Kiwanis Key Club held public ceremony in remembrance of 9/11
On Thursday, Sept. 11 the PVHS Key Club, a Kiwanis sponsored youth group, held a memorial service for those who perished in the twin towers terrorist attacks 13 years ago. A respectable crowd of 65 to 70 people were in attendance.
After opening prayer by Pastor Ron Fairbairn, Key Club members Katlynn Stecker and Silvia Lopez sang the national anthem.
First responder, Matthew Braun, related his experience as a child and that of his father on that tragic day. Braun said, “My father, who was a first responder, and I were watching television when the program was interrupted with the horrid picture of the planes crashing into the two towers. My father said I’ve got to go, I have a job to do. He immediately got his gear together and left.
“After working around the clock in the rubble and ashes, pulling out the bodies and remains of bodies, he finally came home.

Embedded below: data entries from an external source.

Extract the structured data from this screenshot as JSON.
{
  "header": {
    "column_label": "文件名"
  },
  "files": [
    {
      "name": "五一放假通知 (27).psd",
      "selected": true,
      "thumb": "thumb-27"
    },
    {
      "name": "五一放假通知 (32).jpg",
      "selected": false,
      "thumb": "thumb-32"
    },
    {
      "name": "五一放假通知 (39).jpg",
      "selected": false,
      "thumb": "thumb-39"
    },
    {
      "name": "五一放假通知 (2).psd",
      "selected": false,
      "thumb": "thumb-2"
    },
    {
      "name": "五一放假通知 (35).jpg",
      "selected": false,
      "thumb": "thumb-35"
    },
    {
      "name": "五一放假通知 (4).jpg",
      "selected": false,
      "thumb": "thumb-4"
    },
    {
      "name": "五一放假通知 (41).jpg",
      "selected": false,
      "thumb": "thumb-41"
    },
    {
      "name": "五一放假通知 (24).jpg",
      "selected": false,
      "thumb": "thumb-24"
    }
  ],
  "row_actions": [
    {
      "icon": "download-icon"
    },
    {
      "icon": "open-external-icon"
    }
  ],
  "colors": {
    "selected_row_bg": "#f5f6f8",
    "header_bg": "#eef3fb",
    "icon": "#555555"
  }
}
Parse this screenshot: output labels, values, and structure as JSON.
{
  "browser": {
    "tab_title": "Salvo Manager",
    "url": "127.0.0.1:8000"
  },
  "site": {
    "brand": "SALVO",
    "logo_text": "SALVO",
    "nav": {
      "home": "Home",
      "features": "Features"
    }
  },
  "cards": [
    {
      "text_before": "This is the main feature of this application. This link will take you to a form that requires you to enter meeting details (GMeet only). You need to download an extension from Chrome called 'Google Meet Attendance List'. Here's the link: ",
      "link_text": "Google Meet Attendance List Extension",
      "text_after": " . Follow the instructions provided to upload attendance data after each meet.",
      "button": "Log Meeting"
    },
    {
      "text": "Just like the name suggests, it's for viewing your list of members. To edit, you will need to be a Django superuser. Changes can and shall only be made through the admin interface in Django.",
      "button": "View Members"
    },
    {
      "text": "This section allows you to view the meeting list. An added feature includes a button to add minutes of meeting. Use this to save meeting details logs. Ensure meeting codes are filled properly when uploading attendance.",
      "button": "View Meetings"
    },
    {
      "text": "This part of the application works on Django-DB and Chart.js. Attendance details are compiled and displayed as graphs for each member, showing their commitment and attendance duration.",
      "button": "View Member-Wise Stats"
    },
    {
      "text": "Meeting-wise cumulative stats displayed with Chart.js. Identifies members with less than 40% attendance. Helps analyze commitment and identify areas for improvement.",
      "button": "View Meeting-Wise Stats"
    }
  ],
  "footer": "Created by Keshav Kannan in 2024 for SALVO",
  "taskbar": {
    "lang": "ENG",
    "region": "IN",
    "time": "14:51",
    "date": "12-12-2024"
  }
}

“Later my father was mentioned in a local broadcast as a hero. He said he wasn’t a hero. The ones who went into the buildings were the heros. I say that what he did helped bring closure to the families of those who died. That made him a hero.” The crowd showed their agreement with cheers and applause.

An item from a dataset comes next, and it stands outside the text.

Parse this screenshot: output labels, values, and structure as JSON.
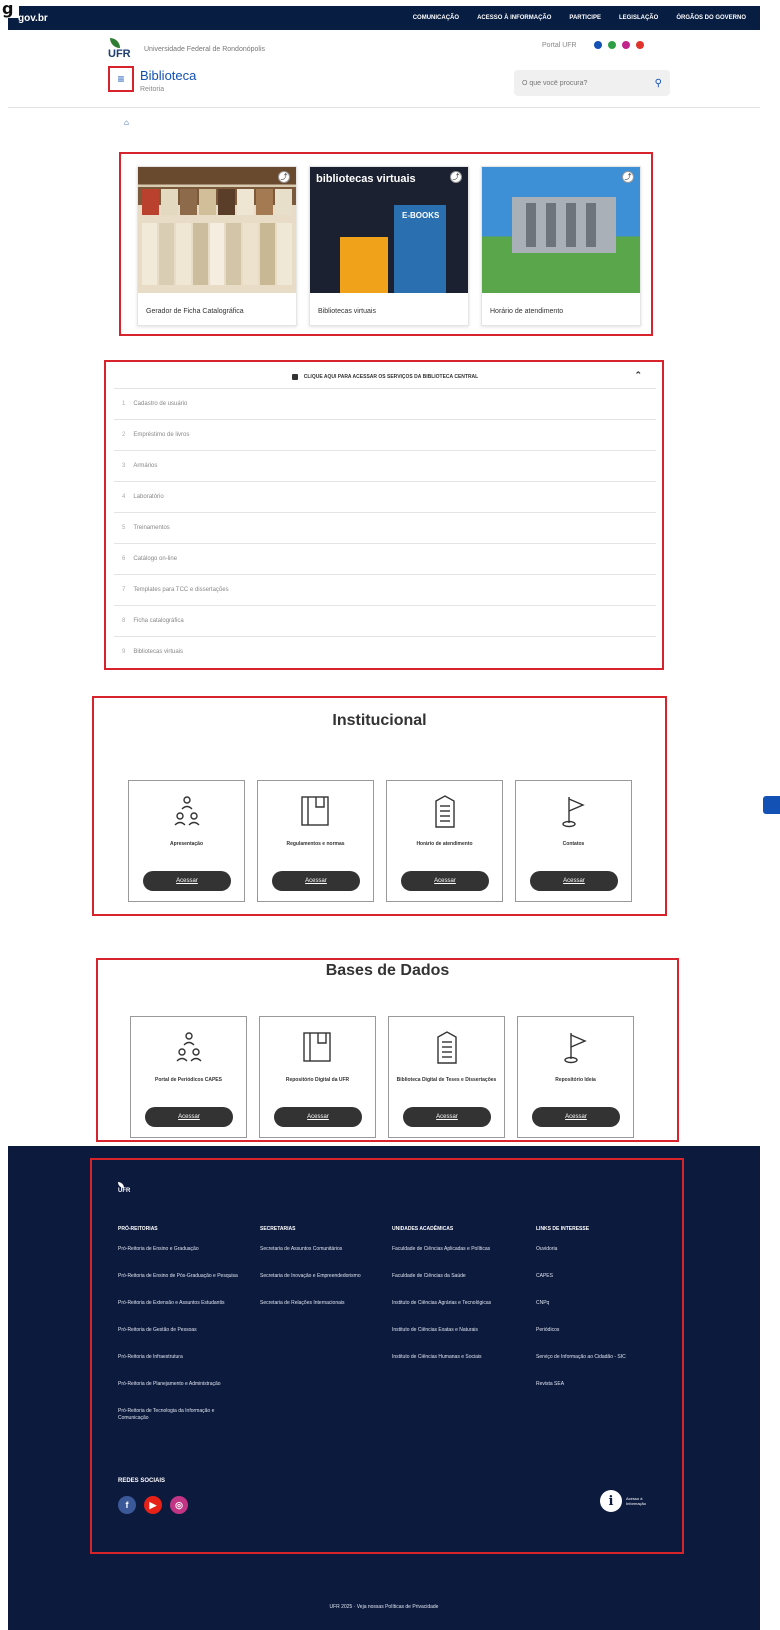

After he spoke, he and his father Ken Braun were presented with the American Flag with an eagle and twin towers emblazoned on it.

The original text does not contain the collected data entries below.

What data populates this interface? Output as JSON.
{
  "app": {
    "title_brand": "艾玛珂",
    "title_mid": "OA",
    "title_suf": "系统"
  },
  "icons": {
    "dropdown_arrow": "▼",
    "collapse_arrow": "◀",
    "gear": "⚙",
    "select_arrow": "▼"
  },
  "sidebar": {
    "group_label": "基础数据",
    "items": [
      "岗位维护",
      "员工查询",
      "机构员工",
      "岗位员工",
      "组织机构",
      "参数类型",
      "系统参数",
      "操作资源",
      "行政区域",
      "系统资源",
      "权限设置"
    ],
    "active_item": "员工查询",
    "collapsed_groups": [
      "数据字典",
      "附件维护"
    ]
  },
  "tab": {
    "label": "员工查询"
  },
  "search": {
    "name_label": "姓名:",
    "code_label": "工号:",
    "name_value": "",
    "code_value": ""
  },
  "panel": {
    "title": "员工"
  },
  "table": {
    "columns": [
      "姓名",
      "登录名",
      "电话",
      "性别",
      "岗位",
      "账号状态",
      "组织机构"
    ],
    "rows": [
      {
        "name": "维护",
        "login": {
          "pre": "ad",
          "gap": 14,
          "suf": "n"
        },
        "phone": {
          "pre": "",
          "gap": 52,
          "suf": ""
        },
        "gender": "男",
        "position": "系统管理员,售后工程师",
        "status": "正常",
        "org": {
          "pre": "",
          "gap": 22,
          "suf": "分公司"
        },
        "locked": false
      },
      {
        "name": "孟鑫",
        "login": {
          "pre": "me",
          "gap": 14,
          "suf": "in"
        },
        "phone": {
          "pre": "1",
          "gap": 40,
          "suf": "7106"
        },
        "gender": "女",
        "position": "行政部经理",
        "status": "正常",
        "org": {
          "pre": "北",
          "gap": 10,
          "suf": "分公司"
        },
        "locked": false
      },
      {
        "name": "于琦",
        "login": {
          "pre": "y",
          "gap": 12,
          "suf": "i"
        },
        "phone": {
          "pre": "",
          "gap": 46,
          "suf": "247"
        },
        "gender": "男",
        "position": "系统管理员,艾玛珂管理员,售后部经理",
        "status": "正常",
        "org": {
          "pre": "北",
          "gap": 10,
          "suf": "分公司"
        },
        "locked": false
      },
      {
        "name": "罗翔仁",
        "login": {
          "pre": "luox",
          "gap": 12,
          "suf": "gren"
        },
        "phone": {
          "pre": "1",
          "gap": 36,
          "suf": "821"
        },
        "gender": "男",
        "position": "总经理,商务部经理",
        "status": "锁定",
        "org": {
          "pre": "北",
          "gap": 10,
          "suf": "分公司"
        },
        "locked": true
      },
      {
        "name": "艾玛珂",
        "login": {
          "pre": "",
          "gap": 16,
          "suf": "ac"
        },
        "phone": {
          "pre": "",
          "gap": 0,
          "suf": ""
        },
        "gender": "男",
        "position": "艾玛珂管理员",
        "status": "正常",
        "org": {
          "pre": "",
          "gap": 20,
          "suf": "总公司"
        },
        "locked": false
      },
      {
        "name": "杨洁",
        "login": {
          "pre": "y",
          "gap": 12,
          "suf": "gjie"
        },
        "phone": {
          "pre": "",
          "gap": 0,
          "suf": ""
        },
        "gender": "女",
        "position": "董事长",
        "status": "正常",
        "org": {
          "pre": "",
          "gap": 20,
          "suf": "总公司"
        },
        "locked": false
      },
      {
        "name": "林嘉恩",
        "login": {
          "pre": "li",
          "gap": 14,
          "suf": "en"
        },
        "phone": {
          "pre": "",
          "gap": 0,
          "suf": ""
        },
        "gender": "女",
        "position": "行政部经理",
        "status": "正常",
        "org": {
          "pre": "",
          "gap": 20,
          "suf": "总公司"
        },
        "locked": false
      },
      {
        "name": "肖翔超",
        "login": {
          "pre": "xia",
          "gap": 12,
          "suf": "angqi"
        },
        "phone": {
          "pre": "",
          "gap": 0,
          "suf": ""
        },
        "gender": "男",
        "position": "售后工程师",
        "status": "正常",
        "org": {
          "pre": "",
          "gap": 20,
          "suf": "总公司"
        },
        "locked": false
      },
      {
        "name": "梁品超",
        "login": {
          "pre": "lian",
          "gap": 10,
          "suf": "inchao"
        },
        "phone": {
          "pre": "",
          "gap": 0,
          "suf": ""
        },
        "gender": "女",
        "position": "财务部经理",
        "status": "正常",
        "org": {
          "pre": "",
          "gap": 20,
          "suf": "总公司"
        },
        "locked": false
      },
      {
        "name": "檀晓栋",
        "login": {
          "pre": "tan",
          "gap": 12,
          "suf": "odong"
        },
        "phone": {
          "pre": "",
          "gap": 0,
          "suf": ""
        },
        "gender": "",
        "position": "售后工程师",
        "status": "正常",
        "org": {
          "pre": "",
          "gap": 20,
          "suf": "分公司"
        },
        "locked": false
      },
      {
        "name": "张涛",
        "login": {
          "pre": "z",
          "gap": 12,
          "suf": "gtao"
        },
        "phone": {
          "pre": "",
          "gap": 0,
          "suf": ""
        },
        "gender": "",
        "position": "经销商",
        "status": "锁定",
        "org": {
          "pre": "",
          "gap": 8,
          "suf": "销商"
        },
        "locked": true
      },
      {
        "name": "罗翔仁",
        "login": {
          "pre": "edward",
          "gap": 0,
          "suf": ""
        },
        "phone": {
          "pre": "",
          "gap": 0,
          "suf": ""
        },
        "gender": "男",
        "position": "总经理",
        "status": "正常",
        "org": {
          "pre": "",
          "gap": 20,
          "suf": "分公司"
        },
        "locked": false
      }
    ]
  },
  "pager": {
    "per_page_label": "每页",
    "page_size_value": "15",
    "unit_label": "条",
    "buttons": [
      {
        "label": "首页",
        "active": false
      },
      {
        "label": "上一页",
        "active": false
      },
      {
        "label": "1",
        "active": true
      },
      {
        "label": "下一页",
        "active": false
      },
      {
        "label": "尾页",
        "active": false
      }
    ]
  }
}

Jose Telles, a combat veteran of Korea and Vietnam, spoke next. He said, “I want to tell you why veterans of war come back changed.
“In battle, frontline warriors’ lives revolve around honor. In war, you give your word of honor to all your fellow warriors that you will do your duty and stand and fight with them. In combat, that’s when you earn honor. When you earn honor under fire, it changes you. When the firefight is going on it is scary but exciting. You become a hardened purified warrior. You are willing to die rather than break your word to your warrior friends.
“You feel alive after beating death and standing by those who made it with you. The sadness is when you see warrior friends fall wounded or killed. You feel guilty and tormented that you are still alive. Then you start living a lie, thinking you should have done something different.
“Now you live in a different world. Your world, now, is to wake up screaming to the sound of battle. Your world is seeing your warrior friend bleeding to death asking you to help him die. Your world is now about hand-to-hand combat. The distance of your world and the one you come home to is like the distance between Mars and Earth. You feel different because you are from another world, the warrior world.”
After Telles spoke, he received his hero’s welcome and was presented the American Flag with “Welcome home we’re proud of you” emblazoned across the flag.
Interviewed after the event, Telles said, “I served as a grunt in Korea and Vietnam. When we came home from the Korean war, a group of women were at the base. They ironed our uniforms so we could look our best. Marching down Broadway, people were lined up three to four rows deep cheering for us. As we drove from San Diego to Camp Pendleton, crowds in every town along the way, were out cheering for us.
“When I returned from Vietnam in 1966. We were taken to the PX to buy civilian clothes to wear off base.
“I didn’t realize why until I saw all the demonstrations and what was being said about the war.
“When I came back from my second tour in 1970. I refused to take off my uniform. At the airport the hippies were out demonstrating. One said something derogatory to me. On the plane, the man sitting next to me got up and had the stewardess move him. When I landed in El Paso, I tried getting a ride out of the truck stop but everyone ignored me. Finally a driver with the airport limo service gave me a ride home. He said he gave me a ride because his father served in World War II.”
When asked why he thought the country had turned against their warriors, he said, “Public figures and politicians citing isolated atrocities, inflaming demonstrators. In two tours, totaling 26 months, I was never involved or saw any of the things we were accused of doing.”